Now, each model has a limit on the number of tokens it can “see” at once. This limit is called the context window, and it works as the model’s short-term memory.

GPT-3.5 handled around 4,000 tokens.
GPT-4 Turbo and Claude 3 Opus expanded that to roughly 128,000.
GPT-4.1 and GPT-5 can now manage up to one million token s.

This expansion allows for long conversations, uploaded documents, and even book-length inputs, but it’s not true memory. Once the window fills up, earlier information is compressed or replaced. The model can’t recall those details unless they’re reintroduced, which explains why AI sometimes contradicts itself or loses track of context: it has simply run out of space to “see” what came before.

Complex instructions, such as those involving negation (“don’t do X unless Y”), also depend on this limited window. If earlier details fall out of view, the model might miss conditions or reverse logic.

The tip here is: when writing prompts, keep instructions focused and reintroduce context when needed. It’s like talking to someone who is taking notes in real time. If you want accuracy, repeat the key points.

Chunking and Retrieval-Augmented Generation (RAG)

Behind the scenes, when an AI model reads a long piece of text, it doesn’t process it all at once. Instead, it breaks the text into smaller pieces called chunks, each one fitting neatly within its context window. This internal process helps the model manage information efficiently without losing track of meaning.

However, when you provide external data, such as uploading a PDF, website links, or connecting to a database, the model needs a way to access it. That’s where Retrieval-Augmented Generation (RAG) comes in.

RAG is an external method that allows a model to retrieve relevant information rather than rely solely on what fits within its window. When you ask a question, the system searches your documents for related sections (chunks) and gives that content back to the model to generate a grounded, more accurate answer.

In short, chunking is how the model processes what’s already inside, while RAG helps it reach outside its memory limits to access knowledge it doesn’t currently hold. Together, they help balance speed, scale, and accuracy.

You can make both processes more effective by preparing your data clearly. Use short sections, descriptive titles, and simple summaries when sharing documents.

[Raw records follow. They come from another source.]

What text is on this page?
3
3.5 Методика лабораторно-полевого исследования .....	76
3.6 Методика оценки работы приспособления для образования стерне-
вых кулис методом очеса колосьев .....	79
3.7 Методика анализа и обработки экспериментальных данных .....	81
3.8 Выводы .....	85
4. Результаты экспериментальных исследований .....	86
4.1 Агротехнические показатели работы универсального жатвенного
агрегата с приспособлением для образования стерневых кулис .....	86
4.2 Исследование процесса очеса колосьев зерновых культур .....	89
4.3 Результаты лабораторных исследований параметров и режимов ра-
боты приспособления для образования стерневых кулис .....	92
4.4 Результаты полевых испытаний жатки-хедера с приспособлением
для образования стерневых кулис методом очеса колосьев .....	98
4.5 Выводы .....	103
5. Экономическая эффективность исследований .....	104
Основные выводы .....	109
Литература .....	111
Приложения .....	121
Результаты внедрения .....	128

The better organized your material, the easier it is for the model to retrieve what matters.

Wrapping up

LLMs have changed how we write, learn, and create, but understanding how they work changes how we use them.

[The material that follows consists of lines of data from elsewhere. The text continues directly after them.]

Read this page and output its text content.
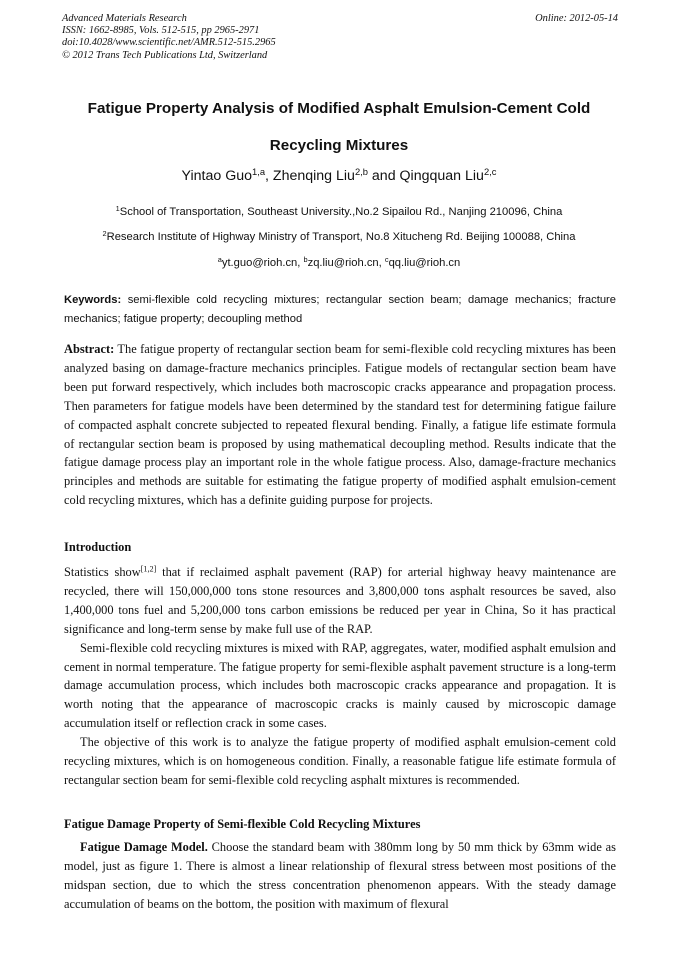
Advanced Materials Research
ISSN: 1662-8985, Vols. 512-515, pp 2965-2971
doi:10.4028/www.scientific.net/AMR.512-515.2965
© 2012 Trans Tech Publications Ltd, Switzerland
Online: 2012-05-14
Fatigue Property Analysis of Modified Asphalt Emulsion-Cement Cold
Recycling Mixtures
Yintao Guo$^{1,a}$, Zhenqing Liu$^{2,b}$ and Qingquan Liu$^{2,c}$
$^1$School of Transportation, Southeast University.,No.2 Sipailou Rd., Nanjing 210096, China
$^2$Research Institute of Highway Ministry of Transport, No.8 Xitucheng Rd. Beijing 100088, China
$^a$yt.guo@rioh.cn, $^b$zq.liu@rioh.cn, $^c$qq.liu@rioh.cn
Keywords: semi-flexible cold recycling mixtures; rectangular section beam; damage mechanics; fracture mechanics; fatigue property; decoupling method
Abstract: The fatigue property of rectangular section beam for semi-flexible cold recycling mixtures has been analyzed basing on damage-fracture mechanics principles. Fatigue models of rectangular section beam have been put forward respectively, which includes both macroscopic cracks appearance and propagation process. Then parameters for fatigue models have been determined by the standard test for determining fatigue failure of compacted asphalt concrete subjected to repeated flexural bending. Finally, a fatigue life estimate formula of rectangular section beam is proposed by using mathematical decoupling method. Results indicate that the fatigue damage process play an important role in the whole fatigue process. Also, damage-fracture mechanics principles and methods are suitable for estimating the fatigue property of modified asphalt emulsion-cement cold recycling mixtures, which has a definite guiding purpose for projects.
Introduction

Statistics show[1,2] that if reclaimed asphalt pavement (RAP) for arterial highway heavy maintenance are recycled, there will 150,000,000 tons stone resources and 3,800,000 tons asphalt resources be saved, also 1,400,000 tons fuel and 5,200,000 tons carbon emissions be reduced per year in China, So it has practical significance and long-term sense by make full use of the RAP.

Semi-flexible cold recycling mixtures is mixed with RAP, aggregates, water, modified asphalt emulsion and cement in normal temperature. The fatigue property for semi-flexible asphalt pavement structure is a long-term damage accumulation process, which includes both macroscopic cracks appearance and propagation. It is worth noting that the appearance of macroscopic cracks is mainly caused by microscopic damage accumulation itself or reflection crack in some cases.

The objective of this work is to analyze the fatigue property of modified asphalt emulsion-cement cold recycling mixtures, which is on homogeneous condition. Finally, a reasonable fatigue life estimate formula of rectangular section beam for semi-flexible cold recycling asphalt mixtures is recommended.

Fatigue Damage Property of Semi-flexible Cold Recycling Mixtures

Fatigue Damage Model. Choose the standard beam with 380mm long by 50 mm thick by 63mm wide as model, just as figure 1. There is almost a linear relationship of flexural stress between most positions of the midspan section, due to which the stress concentration phenomenon appears. With the steady damage accumulation of beams on the bottom, the position with maximum of flexural
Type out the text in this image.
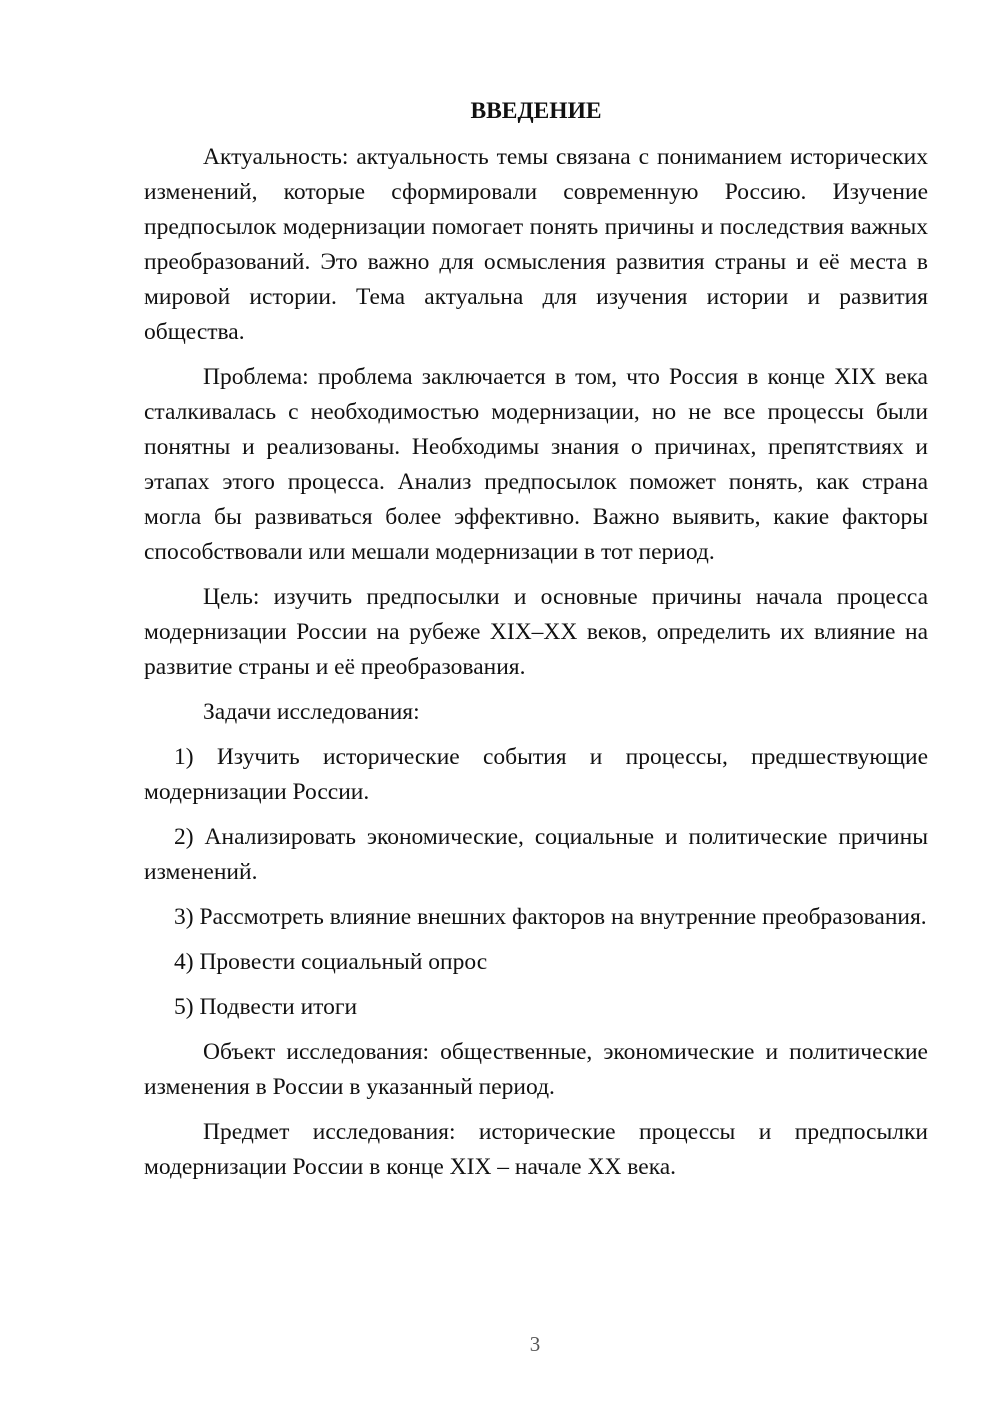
ВВЕДЕНИЕ

Актуальность: актуальность темы связана с пониманием исторических изменений, которые сформировали современную Россию. Изучение предпосылок модернизации помогает понять причины и последствия важных преобразований. Это важно для осмысления развития страны и её места в мировой истории. Тема актуальна для изучения истории и развития общества.

Проблема: проблема заключается в том, что Россия в конце XIX века сталкивалась с необходимостью модернизации, но не все процессы были понятны и реализованы. Необходимы знания о причинах, препятствиях и этапах этого процесса. Анализ предпосылок поможет понять, как страна могла бы развиваться более эффективно. Важно выявить, какие факторы способствовали или мешали модернизации в тот период.

Цель: изучить предпосылки и основные причины начала процесса модернизации России на рубеже XIX–XX веков, определить их влияние на развитие страны и её преобразования.

Задачи исследования:

1) Изучить исторические события и процессы, предшествующие модернизации России.

2) Анализировать экономические, социальные и политические причины изменений.

3) Рассмотреть влияние внешних факторов на внутренние преобразования.

4) Провести социальный опрос

5) Подвести итоги

Объект исследования: общественные, экономические и политические изменения в России в указанный период.

Предмет исследования: исторические процессы и предпосылки модернизации России в конце XIX – начале XX века.

3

They don’t think like humans; they predict patterns based on probability, and when we understand how those patterns are built (through tokens, context windows, chunking, and retrieval), we can guide them more intentionally.

We could say, then, that:

Clarity helps them stay logical: the model only works with what it can “see.” Clear prompts reduce confusion and keep its short-term memory focused.
Structure helps them stay consistent: chunking and retrieval rely on well-organized information to produce coherent results.
And our intent gives their output meaning: while models predict patterns, only humans can add context, emotion, and purpose.

In the end, AI doesn’t replace human creativity or intelligence; it extends it.